Thursday, August 18, 2011

want to

I really want to hop on here and say "my life is wonderful and I'm so happy"
But alas, my usual isn't even wonderful, I'm a contented kinda gal, and I'm more than fine with that, usually. Right now though I'm downright "off" i'm sad i'm cranky, i'm losing it.
I've walked away from a customer in the drive thru just so i didn't choke the crap out of her.
I've cried just cause I can.
I've managed to lose yet another friend, I guess it's just cause I am who I am, and I can't be "trusted"
Now get past that whiney cranky Mechelle, and guess who you find a Lady who's got great Passion for things that most people don't give two craps about, a woman who'd die for those she loves, a woman who worries that those same people are going to be ok. A woman who has decent work ethic and wants to do what's right. A woman who's got skeletons (big ole giant ones) hiding in her closet, a woman who's convinced that the people who should just accept her as she is Never will
I miss my kid...i miss my friends.

I'm gonna be real honest about something i thought today and almost did it. I was gonna tell my husband I thought we should get a divorce, now before you panic, I love him, with all my heart, and I know he loves me with all his. My stupid thought process was this "i should stop being selfish and let the man live a normal happy life, I'm only dragging him behind with my ME moments" Of course the selfish side of me was like "girl you do not want him to go" For all the right and real reasons but also for the one I dare not to say outloud "I have never been alone" I was a child, then I had a child, then I got married.

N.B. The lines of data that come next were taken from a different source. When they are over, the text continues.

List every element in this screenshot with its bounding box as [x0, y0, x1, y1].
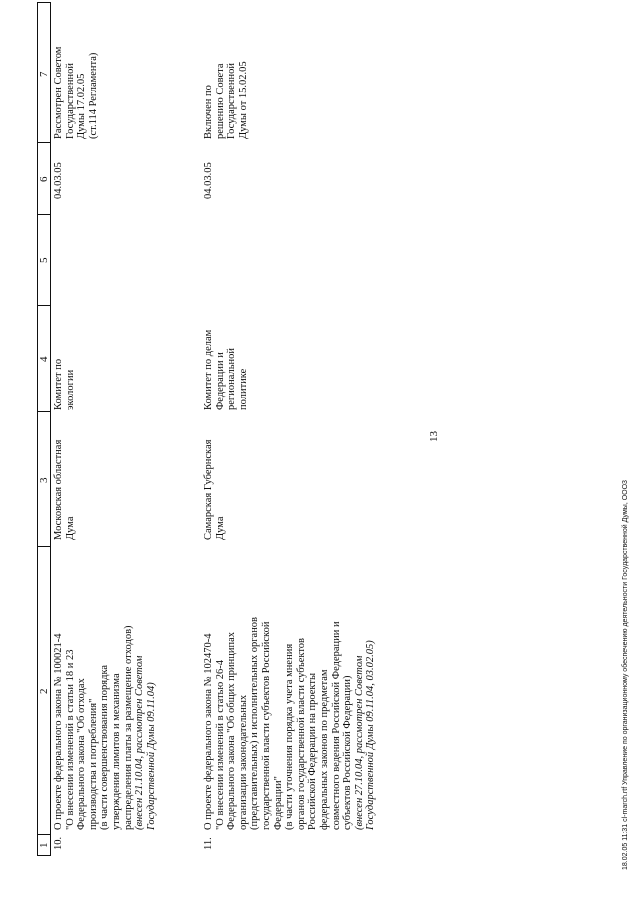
- text-line: (ст.114 Регламента): [87, 52, 99, 139]
- text-line: (в части уточнения порядка учета мнения: [284, 643, 296, 830]
- text-line: (представительных) и исполнительных органов: [249, 616, 261, 830]
- text-line: государственной власти субъектов Российской: [260, 621, 272, 830]
- text-line: экологии: [64, 369, 76, 410]
- table-left-line: [37, 855, 51, 856]
- text-line: утверждения лимитов и механизма: [110, 673, 122, 830]
- col-header-7: 7: [38, 71, 50, 77]
- text-line: Федерации и: [214, 352, 226, 410]
- table-right-line: [37, 2, 51, 3]
- row-11-initiator: [203, 440, 226, 540]
- row-11-status: [203, 61, 249, 139]
- text-line: "О внесении изменений в статью 26-4: [214, 659, 226, 830]
- col-header-4: 4: [38, 356, 50, 362]
- row-11-date: 04.03.05: [203, 162, 214, 199]
- table-top-line: [37, 2, 38, 856]
- col-separator-6: [37, 142, 51, 143]
- text-line: Государственной: [226, 63, 238, 139]
- row-11-bill-description: [203, 617, 377, 830]
- page-number: 13: [428, 431, 440, 442]
- text-line: субъектов Российской Федерации): [342, 675, 354, 830]
- text-line-italic: Государственной Думы 09.11.04, 03.02.05): [365, 640, 377, 830]
- col-header-1: 1: [38, 842, 50, 848]
- col-header-3: 3: [38, 477, 50, 483]
- text-line: организации законодательных: [237, 694, 249, 830]
- col-separator-3: [37, 411, 51, 412]
- text-line: (в части совершенствования порядка: [99, 664, 111, 830]
- col-header-5: 5: [38, 257, 50, 263]
- text-line: политике: [237, 368, 249, 410]
- text-line-italic: (внесен 27.10.04, рассмотрен Советом: [353, 655, 365, 830]
- text-line-italic: Государственной Думы 09.11.04): [145, 682, 157, 830]
- text-line: региональной: [226, 348, 238, 410]
- text-line: Московская областная: [53, 439, 64, 540]
- text-line: "О внесении изменений в статьи 18 и 23: [64, 649, 76, 830]
- text-line: Комитет по: [53, 358, 64, 410]
- text-line: Рассмотрен Советом: [53, 46, 64, 139]
- table-header-bottom-line: [50, 2, 51, 856]
- text-line: федеральных законов по предметам: [318, 669, 330, 830]
- text-line: совместного ведения Российской Федерации и: [330, 621, 342, 830]
- text-line: Российской Федерации на проекты: [307, 672, 319, 830]
- text-line: Дума: [64, 516, 76, 540]
- row-10-bill-description: [53, 625, 157, 830]
- text-line: Федерального закона "Об общих принципах: [226, 631, 238, 830]
- row-11-committee: [203, 330, 249, 410]
- text-line: Включен по: [203, 85, 214, 139]
- row-10-initiator: [53, 440, 76, 540]
- text-line: решению Совета: [214, 63, 226, 139]
- text-line: О проекте федерального закона № 100021-4: [53, 633, 64, 830]
- text-line: распределения платы за размещение отходов): [122, 625, 134, 830]
- col-header-6: 6: [38, 176, 50, 182]
- text-line: Федерации": [272, 776, 284, 830]
- text-line: органов государственной власти субъектов: [295, 637, 307, 830]
- row-10-number: 10.: [53, 836, 64, 850]
- row-11-number: 11.: [203, 837, 214, 850]
- row-10-status: [53, 47, 99, 139]
- text-line: Федерального закона "Об отходах: [76, 678, 88, 830]
- text-line-italic: (внесен 21.10.04, рассмотрен Советом: [134, 655, 146, 830]
- document-footer: 18.02.05 11:31 cl-march.rtf Управление по организационному обеспечению деятельности Государственной Думы, ООО3: [622, 480, 629, 870]
- text-line: Комитет по делам: [203, 329, 214, 410]
- col-separator-2: [37, 546, 51, 547]
- col-separator-4: [37, 305, 51, 306]
- text-line: О проекте федерального закона № 102470-4: [203, 633, 214, 830]
- text-line: Дума: [214, 516, 226, 540]
- text-line: производства и потребления": [87, 698, 99, 830]
- text-line: Государственной: [64, 63, 76, 139]
- row-10-committee: [53, 359, 76, 410]
- text-line: Думы от 15.02.05: [237, 61, 249, 139]
- col-separator-5: [37, 214, 51, 215]
- col-separator-1: [37, 834, 51, 835]
- col-header-2: 2: [38, 688, 50, 694]
- text-line: Самарская Губернская: [203, 439, 214, 540]
- text-line: Думы 17.02.05: [76, 73, 88, 139]
- row-10-date: 04.03.05: [53, 162, 64, 199]
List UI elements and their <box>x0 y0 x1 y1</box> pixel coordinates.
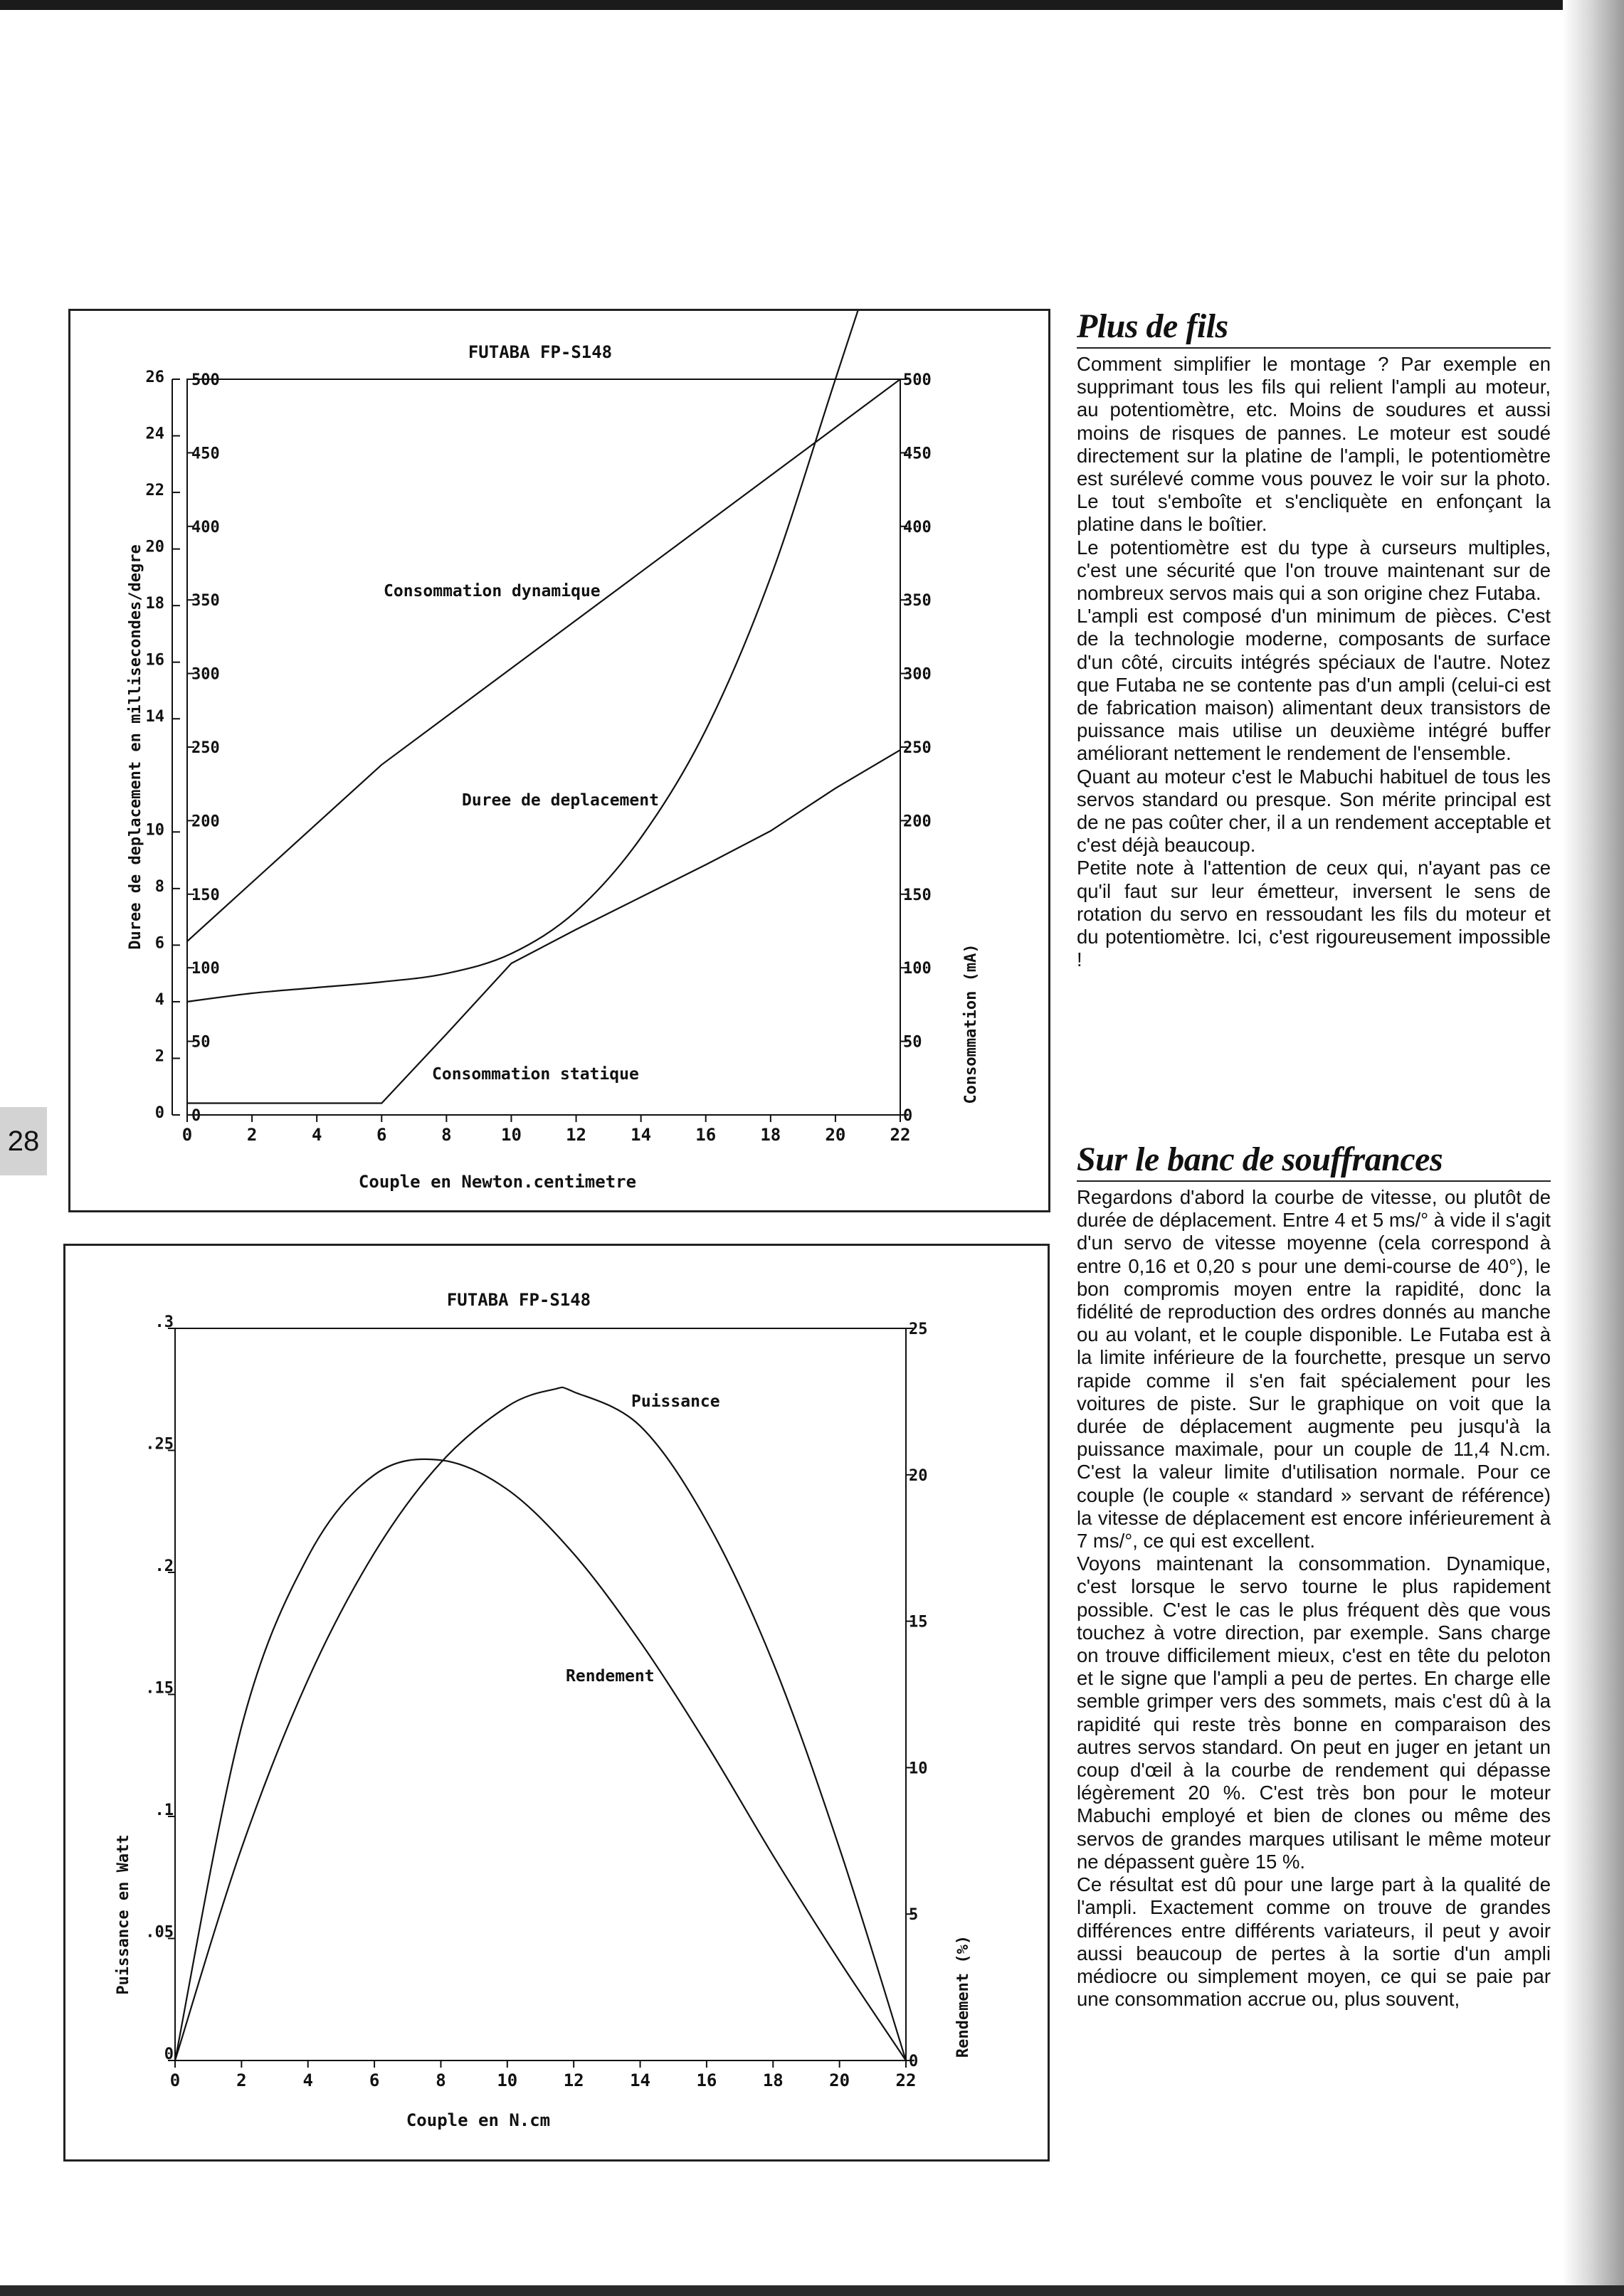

I've never been alone.
Yay for being a Debbie Downer, but whatever, it's my blog and I'll cry if I want to :)

Wednesday, August 3, 2011

My give a damns busted

it's odd that I, an avid country music HATER would use a country song title for MY title but indeed that's how I feel, my give a damns busted. Why do i say this, well I have been trying to be nice and sweet and "correct" with my blog posts, but what the hell for, no one reads them AND it's mine, I can do what i want. so why is my give a damn busted...quite frankly its because I over the past 2+ years spilled my inner soul to someone, and she was like family and she said the same of me, and my husband called us evil twins because we were besties...but alas something completely stupid happened and I've been left behind. To make matters worse knowing myself I'll either have to give up the church I was almost ready to call home for a while or maybe forever. You see I don't "act right" when it comes to feelings and people, and well hell at all... with everything.
I feel oddly lighter somehow, maybe I was just playing and I was never really her friend anyway, maybe I dreamed it all, whatever the reason, what's done is done, and now to be a good wife I have to learn to like Baseball...booyah let's go Braves!